Liza: We’ve pulled it off!

ROSA: Yes, but there’s a still life exhibition at Hastings which kind of reverberates with a still life exhibition at Pallant House, and when I talked with people in Hastings they said they were to some extent coordinating to try to create a common interest in the tradition. And here you have works which resonate with stuff that’s being shown at Charleston Lewes at the moment, so, why not draw people’s attention to the fact that if they go down to the south coast they can get a lot?

Liza: Definitely, they can get a lot – in fact they’d need an overnight stay! I think among artists they’re very aware of it, it’s just that other people in London, they need to know there’s just as good a quality now here as there, if not better. Because its smaller galleries here and they have more flexibility and can be more imaginative. That’s definitely a thing I’ve learned now.

ROSA: One more question. There’s a wall in this show of your own drawings.
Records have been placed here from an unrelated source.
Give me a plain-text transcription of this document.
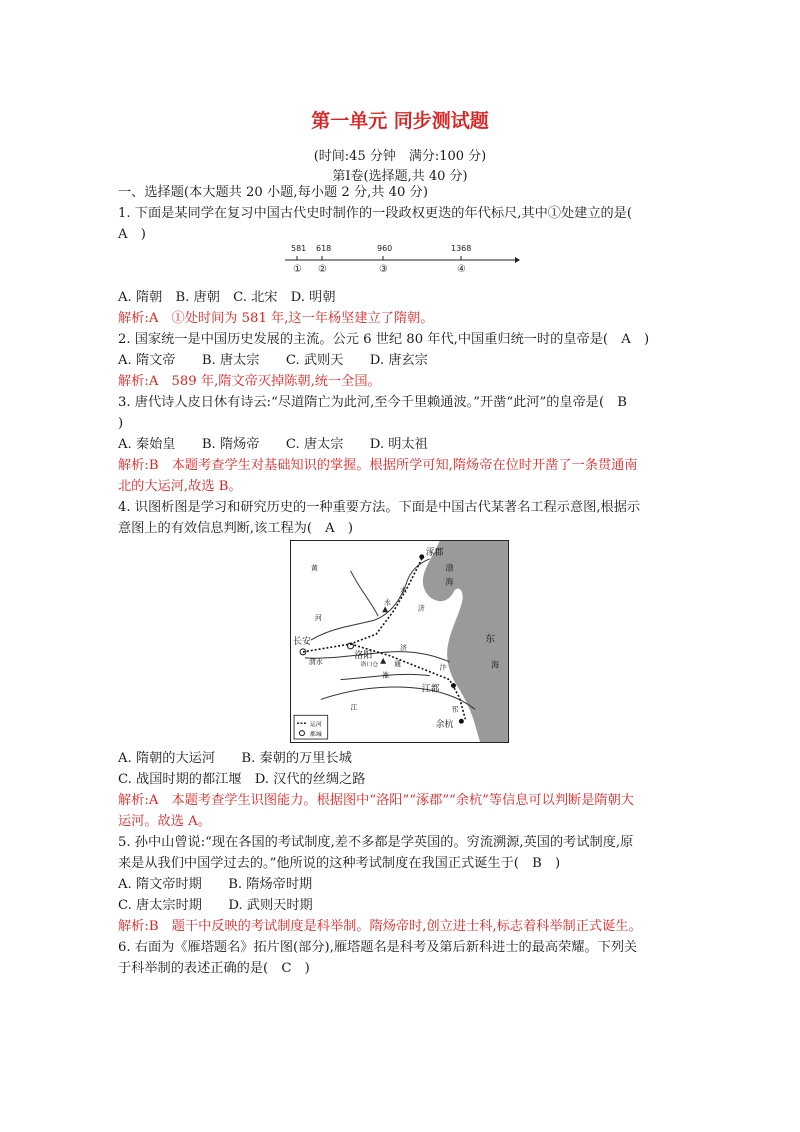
第一单元 同步测试题
(时间:45 分钟　满分:100 分)
第Ⅰ卷(选择题,共 40 分)
一、选择题(本大题共 20 小题,每小题 2 分,共 40 分)
1. 下面是某同学在复习中国古代史时制作的一段政权更迭的年代标尺,其中①处建立的是(
A　)
581 618	960	1368
① ②	③	④
A. 隋朝　B. 唐朝　C. 北宋　D. 明朝
解析:A　①处时间为 581 年,这一年杨坚建立了隋朝。
2. 国家统一是中国历史发展的主流。公元 6 世纪 80 年代,中国重归统一时的皇帝是(　A　)
A. 隋文帝　　B. 唐太宗　　C. 武则天　　D. 唐玄宗
解析:A　589 年,隋文帝灭掉陈朝,统一全国。
3. 唐代诗人皮日休有诗云:“尽道隋亡为此河,至今千里赖通波。”开凿“此河”的皇帝是(　B
)
A. 秦始皇　　B. 隋炀帝　　C. 唐太宗　　D. 明太祖
解析:B　本题考查学生对基础知识的掌握。根据所学可知,隋炀帝在位时开凿了一条贯通南
北的大运河,故选 B。
4. 识图析图是学习和研究历史的一种重要方法。下面是中国古代某著名工程示意图,根据示
意图上的有效信息判断,该工程为(　A　)
涿郡
渤
海
东
海
长安
洛阳
江都
余杭
黄
河
水
济
济
渭水	洛口仓
淮
汴
江
永
通
邗
运河
都城
A. 隋朝的大运河　　B. 秦朝的万里长城
C. 战国时期的都江堰　D. 汉代的丝绸之路
解析:A　本题考查学生识图能力。根据图中“洛阳”“涿郡”“余杭”等信息可以判断是隋朝大
运河。故选 A。
5. 孙中山曾说:“现在各国的考试制度,差不多都是学英国的。穷流溯源,英国的考试制度,原
来是从我们中国学过去的。”他所说的这种考试制度在我国正式诞生于(　B　)
A. 隋文帝时期　　B. 隋炀帝时期
C. 唐太宗时期　　D. 武则天时期
解析:B　题干中反映的考试制度是科举制。隋炀帝时,创立进士科,标志着科举制正式诞生。
6. 右面为《雁塔题名》拓片图(部分),雁塔题名是科考及第后新科进士的最高荣耀。下列关
于科举制的表述正确的是(　C　)
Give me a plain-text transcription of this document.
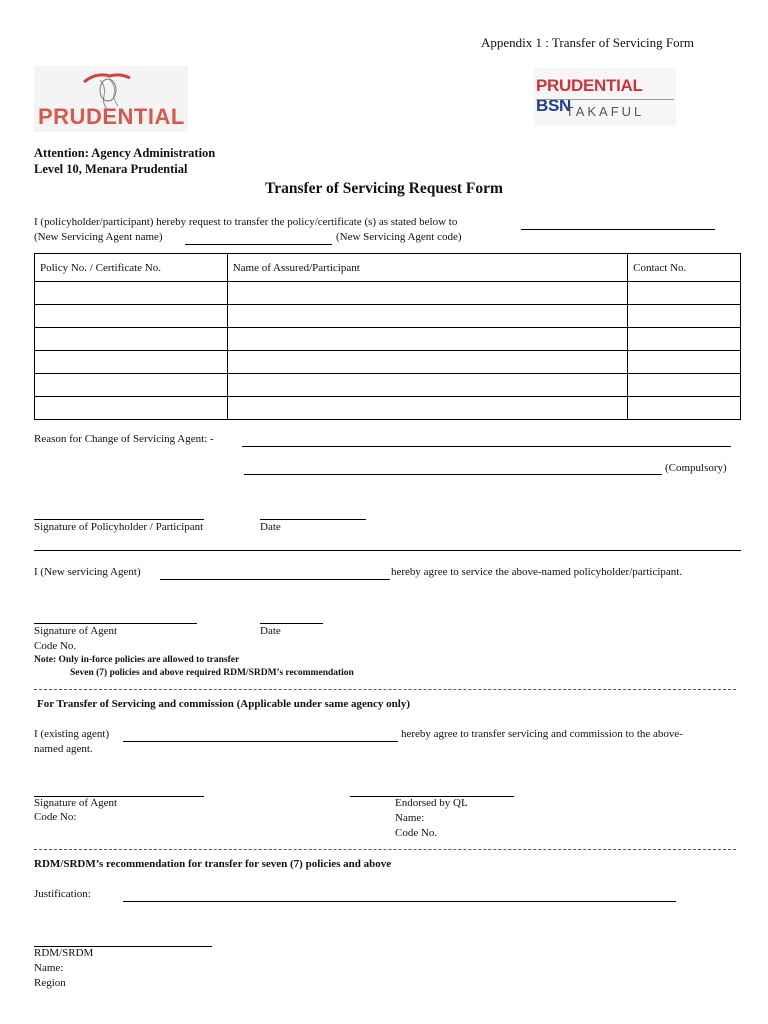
Appendix 1 : Transfer of Servicing Form
PRUDENTIAL
PRUDENTIAL BSN
TAKAFUL
Attention: Agency Administration
Level 10, Menara Prudential
Transfer of Servicing Request Form
I (policyholder/participant) hereby request to transfer the policy/certificate (s) as stated below to
(New Servicing Agent name)	(New Servicing Agent code)
Policy No. / Certificate No.	Name of Assured/Participant	Contact No.

Reason for Change of Servicing Agent: -
(Compulsory)
Signature of Policyholder / Participant	Date
I (New servicing Agent)	hereby agree to service the above-named policyholder/participant.
Signature of Agent	Date
Code No.
Note: Only in-force policies are allowed to transfer
Seven (7) policies and above required RDM/SRDM’s recommendation
For Transfer of Servicing and commission (Applicable under same agency only)
I (existing agent)	hereby agree to transfer servicing and commission to the above-
named agent.
Signature of Agent
Code No:
Endorsed by QL
Name:
Code No.
RDM/SRDM’s recommendation for transfer for seven (7) policies and above
Justification:
RDM/SRDM
Name:
Region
One’s a lovely picture called Family Tree.

Liza (laughing): My dad wanted that one.

ROSA: It’s a crawling figure with a tree trunk strapped on its back… How important is it in your work to be a Dimbleby, with that weight of family tradition, for good or for bad…?

David (laughing): She’s escaped it entirely.

ROSA: She has, but you haven’t…

Liza: Well I live in Glasgow and no-one actually notices there. That’s when I knew I could live in Glasgow, I went to take my bike in and they said “Oh What’s the name? Timperly? How do you spell that? T-I- M… ?” and I thought, ok, fine, no-one knows, this is good, this is nice…

David: She’s been 20 years at the Royal Drawing School and living in Glasgow. Me, I’ve done what I wanted to do. I started out when I was very young. It wasn’t as if I had any kind of an expectation or burden – I chose what I wanted to do all the way along, and I’ve loved it.

ROSA: Never been in a situation where you went to a possible employer and they said, “Oh, you’re a Dimbleby…?”

Liza: No.

David: No, because I’ve always been a freelance. I never belonged to the BBC. I’ve never been on the staff, I don’t have a pension from the BBC. I just do what producers want me to do. Producers come and say ‘we’d like you to do this’, and I do it. Or I don’t do it. I turn down things. I know what I like. That’s why I’ve enjoyed it. I’ve been completely free.

Drawing the Unspeakable, curated by David Dimbleby & Liza Dimbleby, is on at Towner Eastbourne until April 27, 2025. Tickets £4.50 – £9, free for members. Pay What You Can tickets available on the first Friday of every month.